Meet Katie Glusica

Alright – so today we’ve got the honor of introducing you to Katie Glusica. We think you’ll enjoy our conversation, we’ve shared it below.

Hi Katie, really appreciate your meeting with us today to talk about some particularly personal topics. It means a lot because so many in the community are going through circumstances where your insights and experience and lessons might help, so thank you so much in advance for sharing. The first question we have is about divorce and how you overcame divorce and didn’t allow the trauma of divorce to derail your vision for your life and career.

All relationships come with risks. In the U.S. 1 in 3 women will experience domestic abuse, but no one teaches you what that looks like and how that starts. I was able to safely break the cycle of domestic abuse in my marriage with support and guidance from the amazing people at The Women’s Center in Tysons, VA. The hardest part to overcome was other people’s reactions to calling abuse by its name. Some people understood without question and others found it a challenge to the status quo and their own controlling behaviors or were just dismissive. Early in the process of leaving and breaking the silence about my situation, a person very close to me said, “Well, if you end up dead I will know who did it.”, and that made me even more determined to leave before something worse could happen. The Women’s Center counselor who helped me wanted me to share my story as often as I can because I did what most people won’t or can’t, and that is to break the cycle of control and violence before you end up in the hospital or dead. Unfortunately, most women end up being judged either way – others deciding if something wasn’t so bad unless you were badly injured or wondering why you didn’t leave if you are injured or killed. This is a hard but important story to share, divorce is the hardest thing I have been through but what I learned about the cycle of domestic violence and how to prevent it has changed my life and what I have to share. Don’t be afraid of the truth and ask for help, and keep asking even when someone doesn’t understand – ask other people and find a professional. Breaking the silence is breaking the violence!

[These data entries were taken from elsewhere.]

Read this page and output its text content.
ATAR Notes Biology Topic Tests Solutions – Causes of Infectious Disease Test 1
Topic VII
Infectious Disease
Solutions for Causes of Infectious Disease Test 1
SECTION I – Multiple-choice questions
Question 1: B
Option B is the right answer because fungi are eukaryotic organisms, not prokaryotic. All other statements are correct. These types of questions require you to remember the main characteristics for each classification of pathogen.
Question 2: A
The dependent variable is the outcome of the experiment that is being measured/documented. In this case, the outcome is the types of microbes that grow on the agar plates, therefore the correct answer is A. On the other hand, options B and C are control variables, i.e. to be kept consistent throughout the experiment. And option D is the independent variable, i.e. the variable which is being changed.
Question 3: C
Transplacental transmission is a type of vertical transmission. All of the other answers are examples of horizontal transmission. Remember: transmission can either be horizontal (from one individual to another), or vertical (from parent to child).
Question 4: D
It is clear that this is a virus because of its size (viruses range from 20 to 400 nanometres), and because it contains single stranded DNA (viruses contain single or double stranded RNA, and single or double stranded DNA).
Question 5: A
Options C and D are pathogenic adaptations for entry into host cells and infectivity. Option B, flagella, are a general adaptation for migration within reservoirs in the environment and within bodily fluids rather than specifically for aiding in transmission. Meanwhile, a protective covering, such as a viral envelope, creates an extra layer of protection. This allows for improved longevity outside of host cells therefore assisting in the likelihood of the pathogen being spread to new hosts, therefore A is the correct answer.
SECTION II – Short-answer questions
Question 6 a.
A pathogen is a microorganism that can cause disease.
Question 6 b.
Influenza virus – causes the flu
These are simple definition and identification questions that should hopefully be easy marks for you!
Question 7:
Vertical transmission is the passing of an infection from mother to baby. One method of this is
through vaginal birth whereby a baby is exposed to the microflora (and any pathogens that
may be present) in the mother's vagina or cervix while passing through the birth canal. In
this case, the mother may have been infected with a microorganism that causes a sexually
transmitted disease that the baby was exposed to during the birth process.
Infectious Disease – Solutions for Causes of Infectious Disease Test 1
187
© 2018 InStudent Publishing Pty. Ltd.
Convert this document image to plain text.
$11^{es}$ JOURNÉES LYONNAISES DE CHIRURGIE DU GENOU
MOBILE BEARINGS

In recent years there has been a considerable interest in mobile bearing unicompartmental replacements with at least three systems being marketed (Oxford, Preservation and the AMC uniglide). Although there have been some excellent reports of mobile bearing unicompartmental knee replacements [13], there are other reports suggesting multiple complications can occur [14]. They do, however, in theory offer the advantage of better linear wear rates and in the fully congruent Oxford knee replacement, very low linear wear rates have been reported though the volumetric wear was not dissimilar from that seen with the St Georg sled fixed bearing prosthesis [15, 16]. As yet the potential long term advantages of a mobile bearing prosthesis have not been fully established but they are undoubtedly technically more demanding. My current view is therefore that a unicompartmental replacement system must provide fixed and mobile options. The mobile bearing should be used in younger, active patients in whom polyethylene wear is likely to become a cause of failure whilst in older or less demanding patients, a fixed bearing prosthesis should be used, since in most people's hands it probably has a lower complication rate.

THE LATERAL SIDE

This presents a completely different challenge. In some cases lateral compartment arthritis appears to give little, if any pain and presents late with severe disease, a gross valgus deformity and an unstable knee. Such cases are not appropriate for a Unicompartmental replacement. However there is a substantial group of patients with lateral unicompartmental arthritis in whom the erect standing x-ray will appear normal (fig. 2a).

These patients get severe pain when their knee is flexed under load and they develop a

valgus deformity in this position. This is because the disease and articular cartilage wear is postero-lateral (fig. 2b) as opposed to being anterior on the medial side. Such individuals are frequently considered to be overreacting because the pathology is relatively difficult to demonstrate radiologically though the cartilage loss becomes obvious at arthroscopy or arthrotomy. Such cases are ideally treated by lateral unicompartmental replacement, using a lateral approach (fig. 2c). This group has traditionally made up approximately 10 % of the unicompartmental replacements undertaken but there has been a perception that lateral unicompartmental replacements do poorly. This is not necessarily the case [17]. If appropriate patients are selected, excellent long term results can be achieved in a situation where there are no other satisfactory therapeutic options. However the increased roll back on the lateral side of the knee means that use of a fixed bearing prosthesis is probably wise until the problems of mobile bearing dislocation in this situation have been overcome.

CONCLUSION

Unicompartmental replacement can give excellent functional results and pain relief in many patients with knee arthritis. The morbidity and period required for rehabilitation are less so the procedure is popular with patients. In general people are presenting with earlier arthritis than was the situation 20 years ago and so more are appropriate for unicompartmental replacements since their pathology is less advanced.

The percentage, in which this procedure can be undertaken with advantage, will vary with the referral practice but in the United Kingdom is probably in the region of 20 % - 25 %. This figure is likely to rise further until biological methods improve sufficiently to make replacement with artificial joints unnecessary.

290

Appreciate the insights and wisdom. Before we dig deeper and ask you about the skills that matter and more, maybe you can tell our readers about yourself?

I was fortunate to end up at the Virginia Commonwealth University in Richmond, VA for a BFA and found the Craft/Material Studies department, specifically weaving. I was instantly enamored with the whole department, but weaving was especially for me. Glass work, mostly casting, became another fascination of mine. As a close second to glass, I started weaving with clear nylon monofilament. While I was learning how to weave, I got a job at a rug cleaning and restoration company called Christian Lorraine, still operating today. I fell in love again, this time with handmade rugs, the people who made them and most importantly the process of restoring them. The experience of learning to weave at the same time as learning to repair weavings laid the foundation for my practice to this day. I moved from Richmond, VA to Savannah, GA to begin my MFA program in Fibers at the Savannah College of Art and Design (SCAD). SCAD had a very special loom and I fell in love again, this time with jacquard weaving and it’s historic connection to computing technology. In graduate school I also returned to weaving with monofilament, this time expanding on a conceptual curiosity I have about quantum physics and how the interconnected dualism of weaving has been used as a metaphor to describe the nature of the universe in many cultures throughout history. My work continues to use weaving and monofilament as metaphor in human scale installations to explore the nature of life and our experience of it. For my last solo exhibition, FENCED, I wove a 45 foot long piece of cloth about the experience of time in weaving – as a process it is like having the past, present and future all at once. It was woven out of monofilament, paper, silk/stainless steel and paper. The cloth was installed in a way that the viewer would be able to walk up to it, under it and around it, while being able to see through it, navigating real and perceived limitations. In addition to making art, I sometimes teach as a professor in the SCAD Fibers department and have a busy restoration practice in Savannah for hand made rugs, chair seat weaving like caning, and wicker furniture restoration – all of which started with a frame loom weaving in my very first textiles class that my college luckily had.

Looking back, what do you think were the three qualities, skills, or areas of knowledge that were most impactful in your journey? What advice do you have for folks who are early in their journey in terms of how they can best develop or improve on these?

Resilience, tenacity and flexibility. Maintaining curiosity and humor as often as possible is key to moving through it all. I think learning how to make things and fix things can bring about new understandings and experiences of life creating a very special kind of satisfaction. I think continuing one’s education and learning new skills is a way to maintain resilience, tenacity and flexibility. I think that learning hand making skills, even just one, can exercise and expand your mind to new ways of thinking.

Who has been most helpful in helping you overcome challenges or build and develop the essential skills, qualities or knowledge you needed to be successful?

I can’t say one person because it’s been a tide of friends, colleagues, counselors and professors. These are the relationships that I have learned the most from throughout life. It’s all about relationships. I learn the most from the process of creating and nurturing good relationships as a priority in life.